"Artinya, 15 daerah tidak ada hubungannya dengan efisiensi di tahun 2024," tegasnya.
Tito menjelaskan, tiap daerah dapat mengutip pajak dan retribusi dari masyarakat sesuai dengan UU HKPD. Turunan undang-undang tersebut berupa Peraturan Pemerintah Nomor 35 Tahun 2023, di mana sebelum melakukan penyesuaian PBB-P2 kepala daerah harus membuat peraturan daerah.
Penyesuaian besaran tarif PBB-P2 ini dapat dilakukan tiga tahun sekali dengan tetap mempertimbangkan kondisi ekonomi dan sosial masyarakat setempat.

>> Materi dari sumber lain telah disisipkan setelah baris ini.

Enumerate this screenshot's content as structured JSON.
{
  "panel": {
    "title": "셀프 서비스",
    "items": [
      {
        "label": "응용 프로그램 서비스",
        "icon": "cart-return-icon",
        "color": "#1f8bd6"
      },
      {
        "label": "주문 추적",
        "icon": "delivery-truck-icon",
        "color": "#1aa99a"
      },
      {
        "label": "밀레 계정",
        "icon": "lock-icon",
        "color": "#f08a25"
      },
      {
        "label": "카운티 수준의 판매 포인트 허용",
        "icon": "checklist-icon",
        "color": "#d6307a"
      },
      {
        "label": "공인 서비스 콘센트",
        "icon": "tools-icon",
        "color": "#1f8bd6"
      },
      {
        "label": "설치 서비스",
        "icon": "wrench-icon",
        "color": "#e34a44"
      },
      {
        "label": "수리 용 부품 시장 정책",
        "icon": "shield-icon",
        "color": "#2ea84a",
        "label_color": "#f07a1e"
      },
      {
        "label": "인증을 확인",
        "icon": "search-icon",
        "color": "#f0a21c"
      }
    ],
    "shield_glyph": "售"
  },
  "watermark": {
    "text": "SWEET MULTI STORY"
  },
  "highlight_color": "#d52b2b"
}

"Jadi daerah buat Perda tentang pajak dan retribusi daerah kemudian tarifnya dibuat bersama-sama dengan DPRD. Tapi besaran tarifnya dibuat dari peraturan kepala daerah (Perkada). Jika memberatkan maka aturan itu ditunda atau dibatalkan," tegasnya.
Ia menekankan tiap daerah yang ingin melakukan penyesuaian PBB-P2 harus melaporkan ke Kementerian Dalam Negeri, bukan hanya ke gubernur. Hal ini bertujuan untuk dapat memberikan masukan dan evaluasi terhadap kenaikkan pajak tersebut.
"Seluruh daerah, kabupaten, kota, yang akan mengusulkan kenaikan, yang akan melakukan kenaikan, penyesuaian nilai jual objek pajak [NJOP], PBB-P2, ini harus menembus kepada Kementerian Dalam Negeri, Dirjen Keuangan Daerah,” pungkasnya.